Ao menos cem pessoas, a pé ou em motocicletas, fazem diariamente o trajeto entre Santa Elena de Uairén, na Venezuela, e o Brasil por meio da propriedade de Oliveira, que fica a cem metros de uma casa de veraneio da governadora Suely Campos (PP).

"Não tenho opção, preciso comprar arroz, açúcar e óleo. Se não passar aqui, não terei o que comer", disse Carlo Alandi, um dos que fazem a travessia ilegal, de moto.

Durante meia hora, na última quinta (29), a Folha flagrou ao menos dez motos com dois ocupantes cada e seis pedestres usando a casa para a travessia. Dois dias antes, camionetes entraram ilegalmente no Brasil por outro ponto.

Há, além da casa de Oliveira, ao menos outros sete pontos na área urbana de Pacaraima usados para a travessia clandestina, que dura 15 minutos, caso seja feita de moto e as condições do trajeto estejam favoráveis.

"Não há o que fazer, não dá para impedir. Mas, além disso, é uma questão de solidariedade. Estão com muita fome, a gente vê pelo que transportam nas motos.
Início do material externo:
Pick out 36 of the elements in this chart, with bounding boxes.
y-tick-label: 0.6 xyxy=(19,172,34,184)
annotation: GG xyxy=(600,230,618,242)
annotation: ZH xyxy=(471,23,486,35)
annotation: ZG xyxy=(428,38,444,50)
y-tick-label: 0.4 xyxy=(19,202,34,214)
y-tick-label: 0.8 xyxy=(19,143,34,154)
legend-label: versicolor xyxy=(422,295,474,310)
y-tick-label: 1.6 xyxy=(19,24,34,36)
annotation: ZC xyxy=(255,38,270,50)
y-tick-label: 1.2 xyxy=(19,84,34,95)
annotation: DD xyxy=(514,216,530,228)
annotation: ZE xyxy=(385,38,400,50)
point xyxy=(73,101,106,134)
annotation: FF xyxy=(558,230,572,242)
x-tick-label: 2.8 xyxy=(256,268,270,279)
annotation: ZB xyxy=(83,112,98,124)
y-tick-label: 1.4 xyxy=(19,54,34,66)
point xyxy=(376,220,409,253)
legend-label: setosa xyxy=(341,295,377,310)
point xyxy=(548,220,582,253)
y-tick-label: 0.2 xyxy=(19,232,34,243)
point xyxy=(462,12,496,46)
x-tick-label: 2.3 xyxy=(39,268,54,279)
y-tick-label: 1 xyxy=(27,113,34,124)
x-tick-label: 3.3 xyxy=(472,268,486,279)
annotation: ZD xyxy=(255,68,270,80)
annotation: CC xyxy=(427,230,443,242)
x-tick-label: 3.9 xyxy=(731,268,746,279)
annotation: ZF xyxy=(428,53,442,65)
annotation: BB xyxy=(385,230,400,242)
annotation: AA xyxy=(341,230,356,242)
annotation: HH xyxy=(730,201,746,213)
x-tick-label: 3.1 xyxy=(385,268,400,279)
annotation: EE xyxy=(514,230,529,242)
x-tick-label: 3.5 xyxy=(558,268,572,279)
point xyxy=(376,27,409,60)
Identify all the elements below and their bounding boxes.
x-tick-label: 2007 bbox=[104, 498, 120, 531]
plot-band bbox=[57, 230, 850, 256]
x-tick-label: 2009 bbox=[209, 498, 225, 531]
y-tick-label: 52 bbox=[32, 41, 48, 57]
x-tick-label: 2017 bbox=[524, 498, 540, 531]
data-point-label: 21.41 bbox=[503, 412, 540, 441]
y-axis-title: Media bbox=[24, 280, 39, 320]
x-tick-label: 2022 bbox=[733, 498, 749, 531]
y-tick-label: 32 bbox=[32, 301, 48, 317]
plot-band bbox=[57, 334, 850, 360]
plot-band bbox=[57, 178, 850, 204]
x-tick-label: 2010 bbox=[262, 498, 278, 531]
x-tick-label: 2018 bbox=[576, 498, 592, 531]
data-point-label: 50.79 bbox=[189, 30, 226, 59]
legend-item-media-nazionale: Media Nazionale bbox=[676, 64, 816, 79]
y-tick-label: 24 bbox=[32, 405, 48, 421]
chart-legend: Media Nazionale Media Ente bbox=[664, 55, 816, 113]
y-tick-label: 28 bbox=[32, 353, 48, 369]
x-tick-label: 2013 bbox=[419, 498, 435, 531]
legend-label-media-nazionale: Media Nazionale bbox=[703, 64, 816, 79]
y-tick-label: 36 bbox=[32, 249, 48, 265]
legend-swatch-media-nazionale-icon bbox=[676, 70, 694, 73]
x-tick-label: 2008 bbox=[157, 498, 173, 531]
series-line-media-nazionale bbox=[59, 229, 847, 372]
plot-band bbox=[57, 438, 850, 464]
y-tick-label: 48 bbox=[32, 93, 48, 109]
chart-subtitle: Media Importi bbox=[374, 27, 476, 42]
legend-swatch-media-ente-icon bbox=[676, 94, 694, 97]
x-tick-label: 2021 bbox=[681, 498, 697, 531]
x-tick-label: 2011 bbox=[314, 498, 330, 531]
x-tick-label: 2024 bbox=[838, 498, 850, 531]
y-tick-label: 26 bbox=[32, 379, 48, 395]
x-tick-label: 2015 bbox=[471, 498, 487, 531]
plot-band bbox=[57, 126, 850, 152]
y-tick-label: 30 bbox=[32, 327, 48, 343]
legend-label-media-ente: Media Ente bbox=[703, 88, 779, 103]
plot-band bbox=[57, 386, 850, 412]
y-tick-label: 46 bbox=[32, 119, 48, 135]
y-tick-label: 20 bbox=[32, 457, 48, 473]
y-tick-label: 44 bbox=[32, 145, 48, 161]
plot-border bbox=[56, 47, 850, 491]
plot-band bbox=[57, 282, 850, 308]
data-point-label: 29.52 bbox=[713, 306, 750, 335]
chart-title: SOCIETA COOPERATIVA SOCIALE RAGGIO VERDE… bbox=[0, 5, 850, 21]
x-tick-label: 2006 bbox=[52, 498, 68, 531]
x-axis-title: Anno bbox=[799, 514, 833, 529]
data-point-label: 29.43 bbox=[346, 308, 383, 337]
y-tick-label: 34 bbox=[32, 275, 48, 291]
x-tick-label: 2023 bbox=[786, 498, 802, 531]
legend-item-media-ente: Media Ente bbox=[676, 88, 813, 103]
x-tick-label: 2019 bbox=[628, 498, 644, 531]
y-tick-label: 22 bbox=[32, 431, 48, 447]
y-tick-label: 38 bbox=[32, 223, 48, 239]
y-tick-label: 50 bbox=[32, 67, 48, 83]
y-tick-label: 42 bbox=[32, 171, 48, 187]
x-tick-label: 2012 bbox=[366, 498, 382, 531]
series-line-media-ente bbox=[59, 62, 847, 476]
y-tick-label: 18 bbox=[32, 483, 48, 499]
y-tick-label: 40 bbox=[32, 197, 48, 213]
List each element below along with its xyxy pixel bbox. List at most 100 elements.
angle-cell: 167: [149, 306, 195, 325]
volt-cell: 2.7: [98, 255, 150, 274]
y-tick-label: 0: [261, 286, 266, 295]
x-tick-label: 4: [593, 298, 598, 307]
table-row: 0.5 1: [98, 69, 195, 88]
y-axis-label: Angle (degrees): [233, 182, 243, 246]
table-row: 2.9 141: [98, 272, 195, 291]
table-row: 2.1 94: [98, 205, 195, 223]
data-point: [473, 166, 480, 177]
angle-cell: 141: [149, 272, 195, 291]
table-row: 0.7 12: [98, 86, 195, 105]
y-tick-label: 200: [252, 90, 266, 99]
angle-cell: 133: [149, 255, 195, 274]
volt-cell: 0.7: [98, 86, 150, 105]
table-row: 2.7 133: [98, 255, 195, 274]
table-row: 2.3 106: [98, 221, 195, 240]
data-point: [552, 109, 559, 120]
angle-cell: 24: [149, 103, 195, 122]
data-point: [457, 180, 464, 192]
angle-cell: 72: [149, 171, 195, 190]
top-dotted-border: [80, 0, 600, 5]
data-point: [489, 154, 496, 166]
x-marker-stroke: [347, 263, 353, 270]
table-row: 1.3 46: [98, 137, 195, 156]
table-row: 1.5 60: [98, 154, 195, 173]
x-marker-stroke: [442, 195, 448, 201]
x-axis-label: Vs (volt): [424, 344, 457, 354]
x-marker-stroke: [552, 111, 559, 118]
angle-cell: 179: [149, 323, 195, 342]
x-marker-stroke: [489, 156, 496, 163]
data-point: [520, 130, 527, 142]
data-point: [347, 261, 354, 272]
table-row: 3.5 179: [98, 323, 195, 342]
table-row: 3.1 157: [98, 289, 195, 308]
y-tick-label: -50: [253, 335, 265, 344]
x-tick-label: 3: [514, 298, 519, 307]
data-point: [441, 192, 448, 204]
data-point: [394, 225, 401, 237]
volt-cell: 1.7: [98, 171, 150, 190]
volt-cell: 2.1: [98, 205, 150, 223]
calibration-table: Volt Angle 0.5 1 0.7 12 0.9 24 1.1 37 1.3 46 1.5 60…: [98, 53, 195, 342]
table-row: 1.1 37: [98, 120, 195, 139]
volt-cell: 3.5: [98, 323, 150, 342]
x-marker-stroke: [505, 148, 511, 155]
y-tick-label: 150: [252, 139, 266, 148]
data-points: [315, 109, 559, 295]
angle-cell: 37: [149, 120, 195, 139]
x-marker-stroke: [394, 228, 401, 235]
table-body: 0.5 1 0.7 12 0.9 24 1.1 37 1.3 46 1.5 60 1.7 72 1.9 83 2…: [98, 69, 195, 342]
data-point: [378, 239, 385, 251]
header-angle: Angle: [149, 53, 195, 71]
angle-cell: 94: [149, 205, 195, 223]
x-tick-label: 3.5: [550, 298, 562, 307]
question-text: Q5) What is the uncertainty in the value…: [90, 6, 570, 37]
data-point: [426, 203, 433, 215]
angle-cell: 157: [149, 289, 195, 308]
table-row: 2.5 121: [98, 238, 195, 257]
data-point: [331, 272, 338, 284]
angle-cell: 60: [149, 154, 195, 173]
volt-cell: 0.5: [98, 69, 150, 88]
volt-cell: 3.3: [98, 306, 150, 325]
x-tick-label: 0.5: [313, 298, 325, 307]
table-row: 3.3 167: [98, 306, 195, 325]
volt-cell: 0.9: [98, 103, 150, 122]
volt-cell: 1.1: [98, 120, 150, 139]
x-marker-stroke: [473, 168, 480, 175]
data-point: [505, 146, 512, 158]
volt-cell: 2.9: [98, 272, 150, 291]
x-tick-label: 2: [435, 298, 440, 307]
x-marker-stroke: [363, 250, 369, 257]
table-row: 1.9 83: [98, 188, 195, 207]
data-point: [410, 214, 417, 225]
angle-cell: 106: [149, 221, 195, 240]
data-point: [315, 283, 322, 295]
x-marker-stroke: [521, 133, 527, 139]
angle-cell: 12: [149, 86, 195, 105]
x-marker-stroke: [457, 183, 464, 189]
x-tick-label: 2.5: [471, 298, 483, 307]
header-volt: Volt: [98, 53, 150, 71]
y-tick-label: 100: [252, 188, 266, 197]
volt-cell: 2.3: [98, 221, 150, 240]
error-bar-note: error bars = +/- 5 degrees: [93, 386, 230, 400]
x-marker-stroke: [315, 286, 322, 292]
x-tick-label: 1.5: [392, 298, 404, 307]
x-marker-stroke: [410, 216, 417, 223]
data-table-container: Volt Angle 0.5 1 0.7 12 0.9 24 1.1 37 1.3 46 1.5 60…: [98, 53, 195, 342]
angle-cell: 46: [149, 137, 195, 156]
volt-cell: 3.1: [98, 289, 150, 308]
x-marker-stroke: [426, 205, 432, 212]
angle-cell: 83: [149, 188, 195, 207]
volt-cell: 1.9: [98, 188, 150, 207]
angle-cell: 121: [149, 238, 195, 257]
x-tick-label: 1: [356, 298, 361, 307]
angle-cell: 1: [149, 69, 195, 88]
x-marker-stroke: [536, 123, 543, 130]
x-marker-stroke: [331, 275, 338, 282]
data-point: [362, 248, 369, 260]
Não dá para proibir ninguém de querer comer", diz o aposentado.

Há uma faixa de 30 metros sem construções entre a casa e os marcos divisórios, exigência legal, o que facilita a ação dos motociclistas.
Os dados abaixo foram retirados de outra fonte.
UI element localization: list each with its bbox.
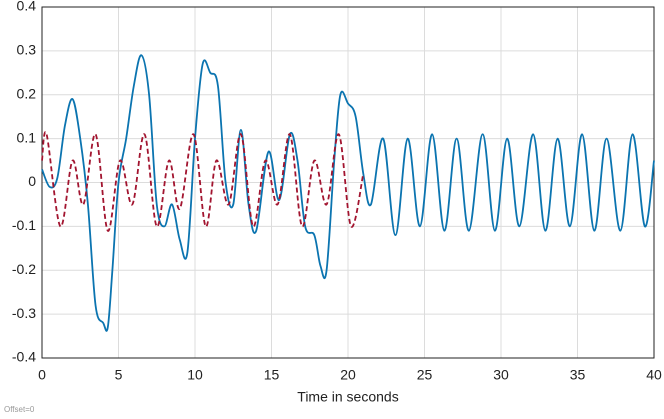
plot-frame: [41, 6, 655, 359]
x-tick-label: 10: [187, 367, 203, 383]
y-tick-label: -0.4: [12, 349, 36, 365]
offset-note: Offset=0: [4, 405, 35, 414]
x-tick-label: 0: [38, 367, 46, 383]
x-axis-label: Time in seconds: [297, 389, 398, 405]
x-tick-label: 5: [115, 367, 123, 383]
x-tick-label: 30: [493, 367, 509, 383]
data-line: [41, 131, 365, 232]
x-tick-label: 15: [264, 367, 280, 383]
y-tick-label: 0.1: [17, 129, 37, 145]
y-tick-label: 0.3: [17, 42, 37, 58]
x-tick-label: 20: [340, 367, 356, 383]
y-tick-label: -0.2: [12, 261, 36, 277]
y-tick-label: 0.2: [17, 85, 37, 101]
data-line: [41, 54, 655, 332]
y-tick-label: -0.1: [12, 217, 36, 233]
x-tick-label: 35: [570, 367, 586, 383]
y-tick-label: 0: [28, 173, 36, 189]
x-tick-label: 40: [646, 367, 662, 383]
x-tick-label: 25: [417, 367, 433, 383]
y-tick-label: 0.4: [17, 0, 37, 14]
y-tick-label: -0.3: [12, 305, 36, 321]
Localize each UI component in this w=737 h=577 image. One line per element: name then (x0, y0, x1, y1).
Até um trecho pantanoso foi usado por venezuelanos, com a orientação de nativos, que chegaram a cobrar R$ 20 para indicar a melhor rota.
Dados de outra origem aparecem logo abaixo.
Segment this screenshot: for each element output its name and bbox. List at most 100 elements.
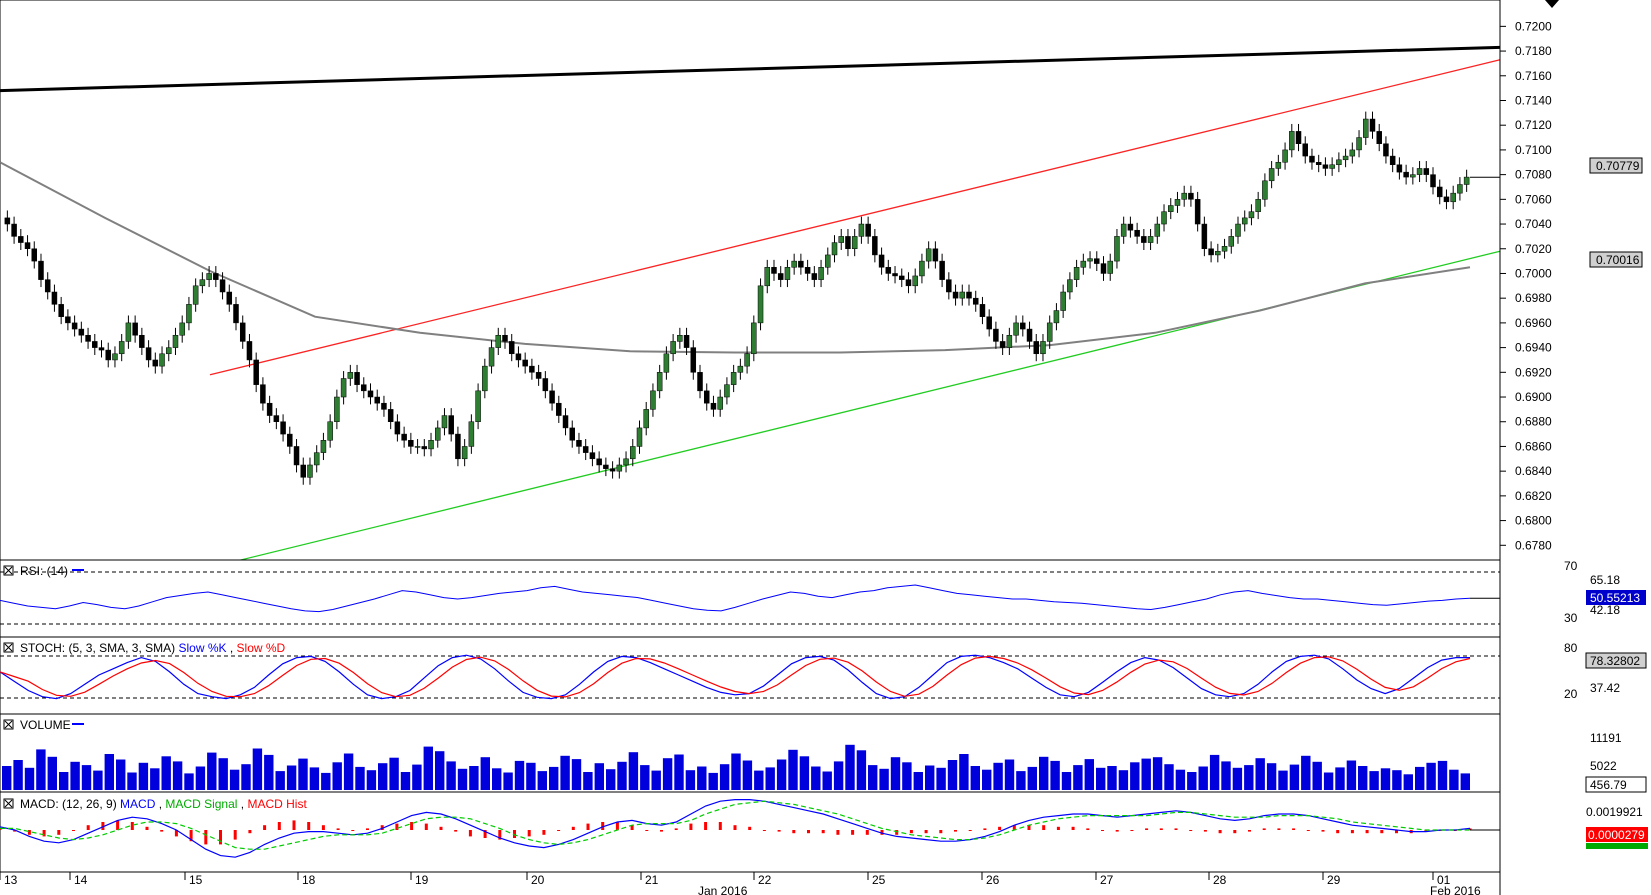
macd-hist-bar <box>380 825 384 830</box>
macd-hist-bar <box>468 830 472 837</box>
macd-hist-bar <box>807 830 810 834</box>
candle-body <box>482 365 488 392</box>
macd-hist-bar <box>483 830 487 838</box>
rsi-value-high: 65.18 <box>1590 573 1620 587</box>
volume-bar <box>457 768 468 790</box>
candle-body <box>159 353 165 367</box>
candle-body <box>616 464 623 472</box>
candle-body <box>569 427 575 441</box>
volume-bar <box>526 762 536 790</box>
candle-body <box>1376 131 1382 144</box>
macd-hist-bar <box>424 823 428 830</box>
volume-bar <box>492 768 502 790</box>
candle-body <box>999 341 1006 348</box>
time-tick-label: 28 <box>1213 873 1227 887</box>
macd-hist-bar <box>13 830 17 832</box>
candle-body <box>535 372 542 379</box>
volume-bar <box>366 770 377 790</box>
candle-body <box>1275 162 1282 169</box>
candle-body <box>1174 199 1181 206</box>
volume-bar <box>59 772 69 790</box>
candle-body <box>488 347 495 367</box>
volume-bar <box>822 771 832 790</box>
price-tick-label: 0.6940 <box>1515 341 1552 355</box>
volume-bar <box>742 760 753 790</box>
candle-body <box>1289 131 1295 151</box>
macd-sep-1: , <box>159 797 166 811</box>
time-tick-label: 19 <box>415 873 429 887</box>
volume-bar <box>480 757 490 790</box>
candle-body <box>468 421 475 447</box>
candle-body <box>1208 248 1214 256</box>
volume-bar <box>343 753 354 790</box>
candle-body <box>751 322 757 355</box>
candle-body <box>139 334 145 348</box>
volume-bar <box>1084 759 1094 790</box>
macd-hist-bar <box>1365 830 1369 834</box>
candle-body <box>280 421 286 435</box>
candle-body <box>186 304 192 324</box>
price-panel: 0.7200 0.7180 0.7160 0.7140 0.7120 0.7100 0.70… <box>0 0 1643 571</box>
macd-hist-bar <box>777 830 781 832</box>
candle-body <box>502 334 508 342</box>
candle-body <box>1309 155 1315 163</box>
volume-bar <box>1027 766 1037 790</box>
volume-bar <box>594 763 604 790</box>
candle-body <box>986 316 992 330</box>
candle-body <box>233 304 239 324</box>
macd-hist-bar <box>1248 830 1251 832</box>
stoch-title: STOCH: (5, 3, SMA, 3, SMA) Slow %K , Slo… <box>20 641 286 655</box>
volume-bar <box>651 770 661 790</box>
candle-body <box>347 372 354 379</box>
volume-bar <box>172 761 183 790</box>
candle-body <box>1262 180 1268 200</box>
candle-body <box>1443 196 1450 203</box>
volume-bar <box>936 767 946 790</box>
volume-bar <box>24 767 35 790</box>
candle-body <box>972 297 979 305</box>
time-tick-label: 25 <box>872 873 886 887</box>
candle-body <box>1141 236 1147 243</box>
volume-bar <box>1266 763 1277 790</box>
volume-bar <box>435 751 445 790</box>
macd-hist-bar <box>954 830 957 832</box>
volume-bar <box>662 758 673 790</box>
candle-body <box>239 322 246 342</box>
rsi-panel: RSI: (14) 70 30 65.18 42.18 50.55213 <box>0 559 1646 638</box>
scroll-arrow-icon[interactable] <box>1545 0 1559 8</box>
candle-body <box>31 248 38 262</box>
volume-bar <box>47 756 57 790</box>
stoch-label: STOCH: (5, 3, SMA, 3, SMA) <box>20 641 175 655</box>
macd-hist-bar <box>924 830 928 834</box>
volume-bar <box>1369 771 1379 790</box>
candle-body <box>226 291 233 305</box>
price-tick-label: 0.7000 <box>1515 266 1552 280</box>
candle-body <box>804 267 811 274</box>
candle-body <box>683 334 690 348</box>
price-tick-label: 0.7040 <box>1515 217 1552 231</box>
candle-body <box>1403 171 1409 178</box>
volume-bar <box>902 762 912 790</box>
volume-bar <box>332 762 342 790</box>
candle-body <box>1161 211 1167 225</box>
stoch-k-line <box>0 654 1470 700</box>
candle-body <box>737 365 744 373</box>
stoch-last-label: 78.32802 <box>1590 654 1640 668</box>
macd-hist-bar <box>909 830 913 834</box>
macd-hist-bar <box>660 830 663 832</box>
volume-last-box <box>1585 776 1647 793</box>
candle-body <box>1363 118 1369 138</box>
candle-body <box>152 359 159 367</box>
macd-hist-bar <box>1468 828 1472 830</box>
macd-hist-bar <box>1203 830 1207 832</box>
macd-hist-bar <box>248 830 252 834</box>
candle-body <box>273 415 280 422</box>
candle-body <box>367 390 374 398</box>
candle-body <box>656 372 663 392</box>
candle-body <box>757 285 764 324</box>
volume-bar <box>1232 767 1243 790</box>
volume-bar <box>150 768 160 790</box>
macd-hist-bar <box>219 830 222 845</box>
volume-bar <box>913 772 923 790</box>
stoch-k-label: Slow %K <box>179 641 227 655</box>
Óleo de cozinha, açúcar, creme dental, arroz e maionese são os itens mais transportados tanto nas rotas clandestinas como na fronteira oficial entre os países, aberta para pedestres até as 20h. Veículos brasileiros não entram no país vizinho, mas alguns carros venezuelanos cruzaram a fronteira rumo ao Brasil.

A travessia é favorecida pela fiscalização quase inexistente. A Folha foi à unidade da Polícia Federal, mas não encontrou nenhum agente –tinham saído em missão, segundo um vigilante. Nas fronteiras, nenhum sinal de repressão foi identificado.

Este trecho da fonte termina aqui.